By Wendy Anne Clark
I was thinking this morning about how my sister when she was in Germany years ago, told of how she was often embarrassed by other Americans. It reminded me of when my husband and I were in Jamaica and were embarrassed by another American couple because of the way they mistreated the wait staff. Like my sister, we felt that as Americans, the things other Americans were doing reflected on us and who we are.
There is something about identifying with a group of people that is risky. Once we identify with them, they represent us, and we represent them, whether any of us intend to or not.
And so it is with the word “Christian.” Throughout history many have identified themselves as “Christians.” Some have done so deceptively for political or personal gain. Hitler is one who falls into this category, calling himself a “Christian” while those closest to him say he was a committed Atheist. He labeled himself a “Christian” to identify himself with other Christians and bring credibility to his philosophies, but not to align himself with the person of Jesus Christ.
Often the word “Christian” is tainted by true believers, followers of Christ who are redeemed but not yet perfected. They stand up and identify with us and with Christ himself and then sadly bring embarrassment to us all by falling in public ways—ways we cannot easily explain or ignore. And yet Christ has chosen to call all Believers his “body.” We are “the Body of Christ.” He has chosen to identify with us as embarrassing as we might be.
The picture that comes to my mind is that of an awkward body, picking its nose and scratching in public, belching rudely, and stumbling around with no coordination. It pushes itself boldly into a room shouting, “Here I am, the Body of Christ,” and we look up, embarrassed and squawk, “Yes, that’s me. I’m a part of that body.” Yikes.
If that’s how we feel sometimes, what does it all seem like to Jesus? That body is such a poor reflection of who he is. It’s puzzling that the God of the universe would allow himself to be represented by such a rag-tag band of followers. More puzzling even that he would label us his “bride” and talk of us as having incredible value.
Yet, in the struggle that is involved in getting it all together–in becoming a coordinated, functioning body–something begins to happen. The body lurches to its feet, hobbling along, desperately struggling to stand up straight and to make that one foot step evenly in front of the other, struggling to get a fluid motion, an efficient stride. The body gradually straightens out, getting stronger and more coordinated and begins to pick up the pace, and suddenly the body is finally really getting somewhere.

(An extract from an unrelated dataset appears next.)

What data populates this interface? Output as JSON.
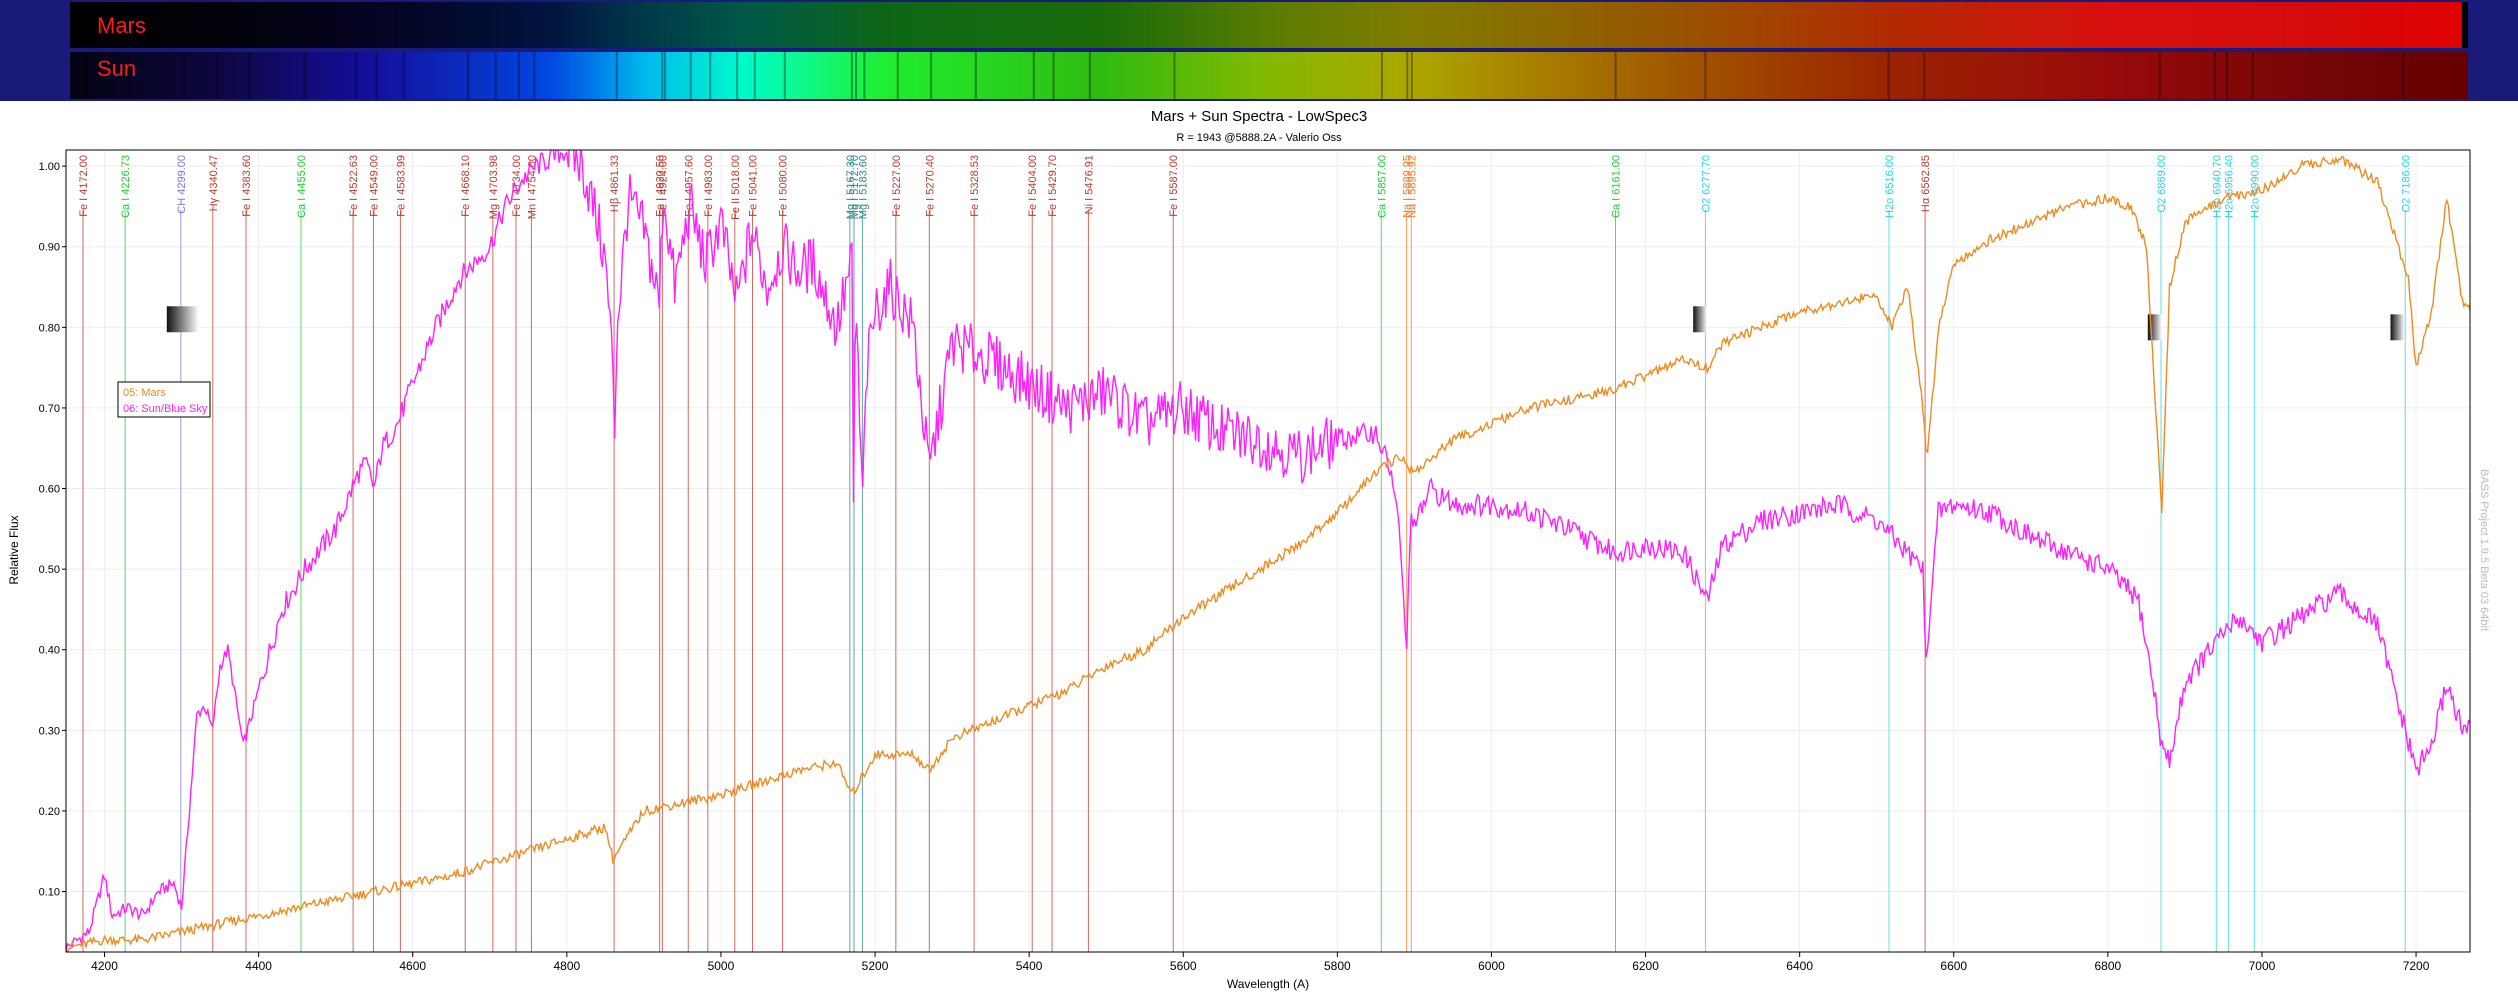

That’s what Jesus Christ has in mind for his Body of Believers. He brings us together in a seemingly random, mismatched way, and we struggle together for true connection and coordination. But in order for that coordination to happen, all parts must learn how to surrender to Christ as the Head of the Body—Christ as the brains of the operation.–surrender and surrender completely.
Herein lies the problem. Every time a part of the Body refuses to surrender and tries to strike out on his or her own, to do what can be done in one’s own strength, by one’s own power and abilities, the whole Body feels it and is affected. One single part of the Body can cause a break in the stride and slow everyone else down. Sometimes the result is a powerful fall with a lot of scabs and bruising.
It’s interesting to consider that the Body of Christ is both one large body, made up of every Believer of all time, and yet also a collection of smaller bodies, made up of the Believers in our own local church. We reflect on and are most affected by those we are most connected to. The lack of unity is more bone jarring and muscle tearing within our local church body. We are still affected by those in the Body that we are more distant from—watch a popular pastor fall, and see what happens to all of us in the public square—but the greatest source of injury is with those we identify with the most closely.
It is in our local church body that we feel the urgency to come together, the urgency to surrender to Christ—for the sake of us all. Of course, when we learn to surrender and then submit to one another and to cooperate for the sake of the Gospel—when we learn to do this at the local level, the Body of Christ benefits worldwide and all of the saints throughout history rejoice.
We all need for God to give us the eyes to really see each other as integral parts of the whole. No one is to be discarded. No one is to be a rogue—out on his or her own, doing his or her own thing. We all need to take the time to sit at the feet of Jesus and learn and practice and learn some more what it means to really SURRENDER. To give up our ambitions, our opinions, our rights, our desires—to give them all up for whatever Christ wants, whatever he proposes we do. No matter what.
If we can do that, when we finally do that, we will see Jesus Christ move in a mighty way, and the world will see Jesus Christ for who he really is.
I’d rather be connected to a body of 10 Believers who are sold out completely to the cause of Christ, than to a Body of a hundred Believers , all going this way and that. Anyone want to join me?